The NYT did an interesting analysis of the declining fortunes of government cronies (holders of NYC taxi medallions).

But the methods stripped immigrant families of their life savings, crushed drivers under debt they could not repay and engulfed an industry that has long defined New York. More than 950 medallion owners have filed for bankruptcy, according to a Times analysis of court records. Thousands more are barely hanging on.

It turns out that as soon as the assets had been sold to recent immigrants, politicians decided that the profits of the cronies did not need to be carefully protected (in this case against Uber and Lyft, though even without them it would have been tough to keep the medallion price bubble inflating).

Of course Donald Trump is at least partly to blame, according to the NYT! No article on malfeasance would be complete without his name appearing.

4 thoughts on “Crony capitalism ends when immigrants try to become the cronies?

  1. It’s not that different from how Monsanto was shielded for many years by the establishment (including Clarence Thomas, a former employee who refused to recuse himself when a case of theirs landed in front of him). As soon as a non-US company (chump?) bought them, the flood gates of litigation opened wide.

    So does this mean you are revising your opposition to immigration, since this is clearly a benefit?

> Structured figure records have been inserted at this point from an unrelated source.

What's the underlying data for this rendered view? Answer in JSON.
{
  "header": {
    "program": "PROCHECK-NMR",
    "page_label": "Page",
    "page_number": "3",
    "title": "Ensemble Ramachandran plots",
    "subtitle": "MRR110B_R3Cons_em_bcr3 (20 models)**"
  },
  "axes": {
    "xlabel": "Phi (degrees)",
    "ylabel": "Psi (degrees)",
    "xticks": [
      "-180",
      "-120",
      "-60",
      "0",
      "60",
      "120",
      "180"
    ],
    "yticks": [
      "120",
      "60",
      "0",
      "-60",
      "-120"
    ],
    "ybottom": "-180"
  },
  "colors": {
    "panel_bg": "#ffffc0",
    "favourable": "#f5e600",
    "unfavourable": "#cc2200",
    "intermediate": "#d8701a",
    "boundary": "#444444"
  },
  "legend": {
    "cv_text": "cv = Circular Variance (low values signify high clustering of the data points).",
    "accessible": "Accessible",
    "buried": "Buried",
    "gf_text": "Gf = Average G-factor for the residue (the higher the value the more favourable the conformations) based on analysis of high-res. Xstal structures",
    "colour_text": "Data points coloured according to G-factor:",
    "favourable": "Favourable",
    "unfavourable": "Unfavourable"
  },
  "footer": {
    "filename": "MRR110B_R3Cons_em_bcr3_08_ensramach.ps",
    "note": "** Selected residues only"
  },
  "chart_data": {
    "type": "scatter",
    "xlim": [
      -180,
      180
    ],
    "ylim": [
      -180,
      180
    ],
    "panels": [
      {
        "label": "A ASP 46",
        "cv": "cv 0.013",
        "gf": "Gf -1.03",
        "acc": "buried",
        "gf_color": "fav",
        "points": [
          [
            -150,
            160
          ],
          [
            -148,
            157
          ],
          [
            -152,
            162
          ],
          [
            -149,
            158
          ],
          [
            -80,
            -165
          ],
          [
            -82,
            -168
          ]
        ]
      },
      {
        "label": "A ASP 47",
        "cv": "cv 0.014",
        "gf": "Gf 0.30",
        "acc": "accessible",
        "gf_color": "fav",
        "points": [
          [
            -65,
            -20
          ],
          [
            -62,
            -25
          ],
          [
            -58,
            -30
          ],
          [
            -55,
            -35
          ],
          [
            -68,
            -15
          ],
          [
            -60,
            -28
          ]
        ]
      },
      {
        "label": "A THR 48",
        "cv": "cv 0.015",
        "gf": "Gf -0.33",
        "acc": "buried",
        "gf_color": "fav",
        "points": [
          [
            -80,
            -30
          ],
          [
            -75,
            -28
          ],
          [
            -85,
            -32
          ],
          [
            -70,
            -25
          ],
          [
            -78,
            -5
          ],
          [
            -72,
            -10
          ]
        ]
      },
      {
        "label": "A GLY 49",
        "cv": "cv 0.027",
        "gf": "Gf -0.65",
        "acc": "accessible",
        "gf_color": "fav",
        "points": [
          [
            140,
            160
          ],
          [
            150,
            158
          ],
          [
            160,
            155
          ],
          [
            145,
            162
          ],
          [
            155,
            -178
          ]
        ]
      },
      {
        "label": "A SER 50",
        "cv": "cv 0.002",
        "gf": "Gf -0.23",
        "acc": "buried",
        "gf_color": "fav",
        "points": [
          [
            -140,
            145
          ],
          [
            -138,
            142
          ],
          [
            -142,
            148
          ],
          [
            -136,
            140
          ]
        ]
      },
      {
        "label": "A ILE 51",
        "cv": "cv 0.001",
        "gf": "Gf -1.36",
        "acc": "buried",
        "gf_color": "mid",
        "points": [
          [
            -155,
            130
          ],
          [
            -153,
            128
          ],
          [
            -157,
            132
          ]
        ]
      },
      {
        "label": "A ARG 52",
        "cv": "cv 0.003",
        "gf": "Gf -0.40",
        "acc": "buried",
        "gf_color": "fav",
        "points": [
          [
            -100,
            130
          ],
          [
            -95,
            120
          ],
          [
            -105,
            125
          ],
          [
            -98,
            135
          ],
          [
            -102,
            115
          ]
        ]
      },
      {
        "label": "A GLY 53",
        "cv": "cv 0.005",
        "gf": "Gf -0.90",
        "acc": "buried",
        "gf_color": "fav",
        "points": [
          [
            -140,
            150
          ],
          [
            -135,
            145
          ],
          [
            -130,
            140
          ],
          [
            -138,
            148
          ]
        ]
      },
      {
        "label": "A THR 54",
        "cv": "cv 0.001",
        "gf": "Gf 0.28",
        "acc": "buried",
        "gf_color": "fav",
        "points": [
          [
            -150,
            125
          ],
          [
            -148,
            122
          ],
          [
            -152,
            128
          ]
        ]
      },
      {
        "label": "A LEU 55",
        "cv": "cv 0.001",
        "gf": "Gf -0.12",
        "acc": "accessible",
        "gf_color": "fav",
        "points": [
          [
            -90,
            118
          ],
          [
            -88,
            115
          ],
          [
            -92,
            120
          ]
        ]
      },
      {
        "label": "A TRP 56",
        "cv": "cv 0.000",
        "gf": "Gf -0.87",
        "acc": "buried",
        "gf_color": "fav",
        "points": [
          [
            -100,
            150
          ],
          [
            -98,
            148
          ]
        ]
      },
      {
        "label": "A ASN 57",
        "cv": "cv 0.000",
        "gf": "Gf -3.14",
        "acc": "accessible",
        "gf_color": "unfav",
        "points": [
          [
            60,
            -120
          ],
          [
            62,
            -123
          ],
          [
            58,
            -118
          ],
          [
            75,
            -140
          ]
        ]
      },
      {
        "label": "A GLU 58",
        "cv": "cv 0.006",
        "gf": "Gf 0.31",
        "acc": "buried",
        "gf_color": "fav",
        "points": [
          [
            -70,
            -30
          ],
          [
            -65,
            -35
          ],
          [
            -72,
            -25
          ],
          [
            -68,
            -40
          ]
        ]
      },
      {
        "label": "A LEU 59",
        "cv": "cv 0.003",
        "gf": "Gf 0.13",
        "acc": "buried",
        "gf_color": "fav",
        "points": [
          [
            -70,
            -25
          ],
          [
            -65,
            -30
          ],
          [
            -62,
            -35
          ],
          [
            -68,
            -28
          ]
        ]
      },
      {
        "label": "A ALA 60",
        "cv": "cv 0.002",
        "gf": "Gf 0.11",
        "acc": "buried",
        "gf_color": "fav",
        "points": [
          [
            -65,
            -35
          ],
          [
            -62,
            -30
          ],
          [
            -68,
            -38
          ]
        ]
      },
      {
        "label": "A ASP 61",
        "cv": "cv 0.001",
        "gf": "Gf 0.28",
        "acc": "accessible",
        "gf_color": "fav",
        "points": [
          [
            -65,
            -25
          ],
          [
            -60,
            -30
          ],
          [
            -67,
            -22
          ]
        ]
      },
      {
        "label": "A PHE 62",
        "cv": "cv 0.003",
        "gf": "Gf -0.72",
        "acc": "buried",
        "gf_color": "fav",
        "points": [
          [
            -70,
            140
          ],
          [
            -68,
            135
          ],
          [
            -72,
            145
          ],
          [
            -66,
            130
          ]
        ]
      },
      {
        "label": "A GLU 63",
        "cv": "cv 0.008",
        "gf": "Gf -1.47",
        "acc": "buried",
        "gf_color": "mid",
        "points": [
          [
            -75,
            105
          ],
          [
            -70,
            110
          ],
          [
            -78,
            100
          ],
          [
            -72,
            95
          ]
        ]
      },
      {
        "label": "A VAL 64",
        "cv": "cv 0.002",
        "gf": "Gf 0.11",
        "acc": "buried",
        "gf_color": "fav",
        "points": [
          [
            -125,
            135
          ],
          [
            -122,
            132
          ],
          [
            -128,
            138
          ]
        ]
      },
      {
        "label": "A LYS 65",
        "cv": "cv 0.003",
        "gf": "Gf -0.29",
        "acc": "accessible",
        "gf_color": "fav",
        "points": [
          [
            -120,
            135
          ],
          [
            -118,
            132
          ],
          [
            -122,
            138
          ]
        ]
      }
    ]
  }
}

  2. It’s interesting to compare with a 17th century form of “crony capitalism”. As Charles I sought to rule without a Parliament, the challenge was to raise money without explicit taxation. One of the ways he gained infamy with his subjects was by selling monopolies, such as the highly unpopular soap monopoly.

    Charles’s reign ended when his head was separated from his body, and over the ensuing two centuries, economic liberalism reached its high water mark against economic coercion. Astonishing to reflect that 200 years ago liberalising trade was a popular and progressive cause!

    That tide is very much on the ebb as cartels and labour unions can now virtually write their own laws. If one way of looking at civilisation is that it’s the condition where coercion of the weak by the strong is prevented, then hasn’t the western world set course towards a new Dark Age?

  3. Sounds like a planted article. My guess is taxi medallions were largely owned by the affluent like Michael Cohen, who seemed to have owned a bunch of them and largely financed on a non recourse basis by specialized financial institutions now on the hook and probably on the road to bankruptcy. Bill deBlasio (our next prez.) tried mightily to keep Uber out as a favor to his fat cat donors but the popular will prevailed.

  4. We like immigrants: they made the post-Inca America great again. Therefore the subject of immigrants must be a part of any dispute, public or otherwise.. And before that, it was the children, as in: sucks to be you but would you do it for the children?